Theogene Rudasingwa said he heard Mr Kagame boast in 1994 that he ordered the shooting down of the plane carrying President Juvenal Habyarimana.
"By committing that kind of crime Kagame has the responsibility in the crime of genocide," he told the BBC.
President Kagame has repeatedly denied any involvement in the attack.
Mr Rudasingwa, who lives in the US, has fallen out with Mr Kagame in recent years and was sentenced in absentia in March to a 24-year jail term for threatening state security and propagating ethnic divisions.
'Ridiculous'
Some 800,000 Tutsis and moderate Hutus died in the genocide which began on the evening of 6 April 1994, after Mr Habyarimana and Burundi's leader died in the plane crash.
Hutu militias then began a campaign of orchestrated killing against Tutsis.
One hundred days later, the Tutsi-led Rwandan Patriot Front rebel movement, led by Mr Kagame, captured Rwanda's capital, Kigali, prompting thousands of Hutus, including some of the killers, to flee into Democratic Republic of Congo.
In 2006, a French judge accused Mr Kagame and his allies of killing Mr Habyarimana - an allegation he dismissed as "ridiculous", insisting that extremist Hutus shot down the plane and blamed the RPF to provide a pretext for carrying out the premeditated slaughter.
He told the BBC's HardTalk programme in 2007: "I am not responsible for Habyarimana's death and I don't care, I wasn't responsible for his security and he wasn't responsible for mine either. He wouldn't have cared if I had died and I don't care that it happened to him."
But Mr Rudasingwa, the RPF's secretary general and a major at the time of the genocide, said in a statement released over the weekend on his Facebook page that despite public denials Mr Kagame was responsible, external.
He said the RPF leader was aware at the time of the implications of downing the plane.
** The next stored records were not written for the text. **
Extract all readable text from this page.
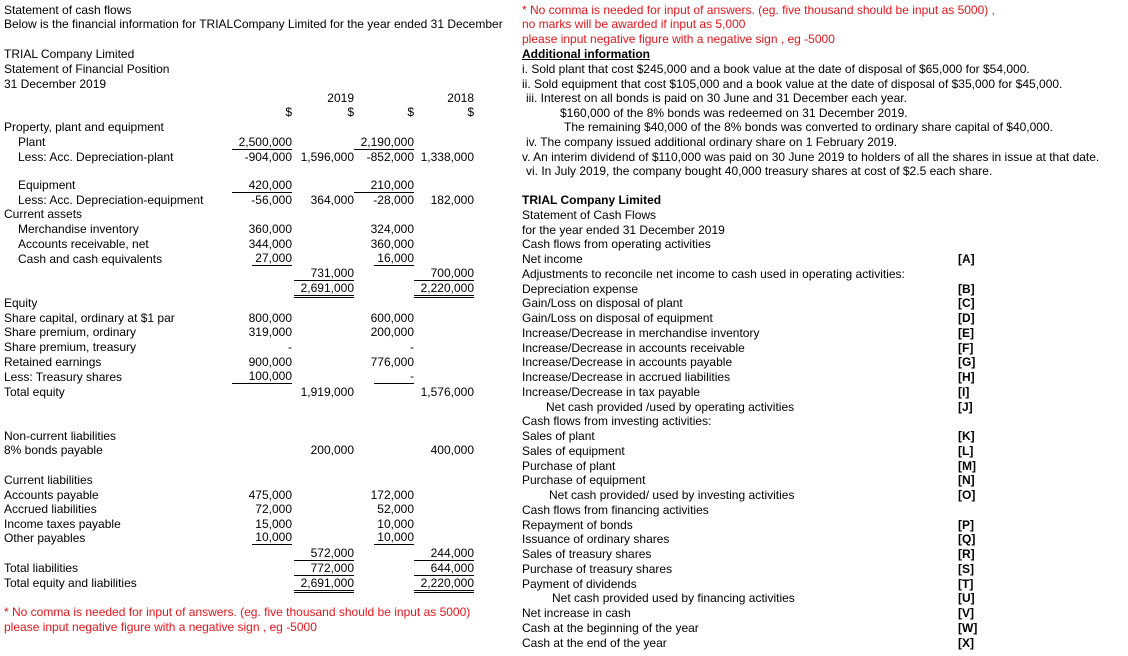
Statement of cash flows
Below is the financial information for TRIALCompany Limited for the year ended 31 December
* No comma is needed for input of answers. (eg. five thousand should be input as 5000) ,
no marks will be awarded if input as 5,000
please input negative figure with a negative sign , eg -5000
TRIAL Company Limited
Statement of Financial Position
31 December 2019
2019	2018
$	$	$	$
Property, plant and equipment
Plant	2,500,000	2,190,000
Less: Acc. Depreciation-plant	-904,000 1,596,000	-852,000 1,338,000
Equipment	420,000	210,000
Less: Acc. Depreciation-equipment	-56,000	364,000	-28,000	182,000
Current assets
Merchandise inventory	360,000	324,000
Accounts receivable, net	344,000	360,000
Cash and cash equivalents	27,000	16,000
731,000	700,000
2,691,000	2,220,000
Equity
Share capital, ordinary at $1 par	800,000	600,000
Share premium, ordinary	319,000	200,000
Share premium, treasury	-	-
Retained earnings	900,000	776,000
Less: Treasury shares	100,000	-
Total equity	1,919,000	1,576,000
Non-current liabilities
8% bonds payable	200,000	400,000
Current liabilities
Accounts payable	475,000	172,000
Accrued liabilities	72,000	52,000
Income taxes payable	15,000	10,000
Other payables	10,000	10,000
572,000	244,000
Total liabilities	772,000	644,000
Total equity and liabilities	2,691,000	2,220,000
* No comma is needed for input of answers. (eg. five thousand should be input as 5000)
please input negative figure with a negative sign , eg -5000
Additional information
i. Sold plant that cost $245,000 and a book value at the date of disposal of $65,000 for $54,000.
ii. Sold equipment that cost $105,000 and a book value at the date of disposal of $35,000 for $45,000.
iii. Interest on all bonds is paid on 30 June and 31 December each year.
$160,000 of the 8% bonds was redeemed on 31 December 2019.
The remaining $40,000 of the 8% bonds was converted to ordinary share capital of $40,000.
iv. The company issued additional ordinary share on 1 February 2019.
v. An interim dividend of $110,000 was paid on 30 June 2019 to holders of all the shares in issue at that date.
vi. In July 2019, the company bought 40,000 treasury shares at cost of $2.5 each share.
TRIAL Company Limited
Statement of Cash Flows
for the year ended 31 December 2019
Cash flows from operating activities
Net income	[A]
Adjustments to reconcile net income to cash used in operating activities:
Depreciation expense	[B]
Gain/Loss on disposal of plant	[C]
Gain/Loss on disposal of equipment	[D]
Increase/Decrease in merchandise inventory	[E]
Increase/Decrease in accounts receivable	[F]
Increase/Decrease in accounts payable	[G]
Increase/Decrease in accrued liabilities	[H]
Increase/Decrease in tax payable	[I]
Net cash provided /used by operating activities	[J]
Cash flows from investing activities:
Sales of plant	[K]
Sales of equipment	[L]
Purchase of plant	[M]
Purchase of equipment	[N]
Net cash provided/ used by investing activities	[O]
Cash flows from financing activities
Repayment of bonds	[P]
Issuance of ordinary shares	[Q]
Sales of treasury shares	[R]
Purchase of treasury shares	[S]
Payment of dividends	[T]
Net cash provided used by financing activities	[U]
Net increase in cash	[V]
Cash at the beginning of the year	[W]
Cash at the end of the year	[X]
"He has fully understood that an action like that one might trigger consequences which, as we know, in our country and the Great Lakes region actually produced that crime of genocide," Mr Rudasingwa told the BBC's Great Lakes Service.
'Lied for too long'
Mr Rudasingwa said he regretted that afterwards as Rwandan ambassador to the US he had promoted Mr Kagame's version of events.
"It is regrettable that I should have been one of the people who was instrumental in explaining and selling this version of the story about the killing of President Habyarimana, the president of Burundi and all the people who perished with them," he said.
Mr Rudasingwa, with other former RPF members, last year founded the Rwanda National Council, an organisation launched in exile in opposition to President Kagame's government.
He said he had waited a long time before deciding to talk about what really happened.
"I think the most important thing is that finally I have come out with the truth," he said.
"As to how long it has taken, it is two decades ago, but I think right now let's focus on seeing how this is the truth. But, yes, I've lied for too long."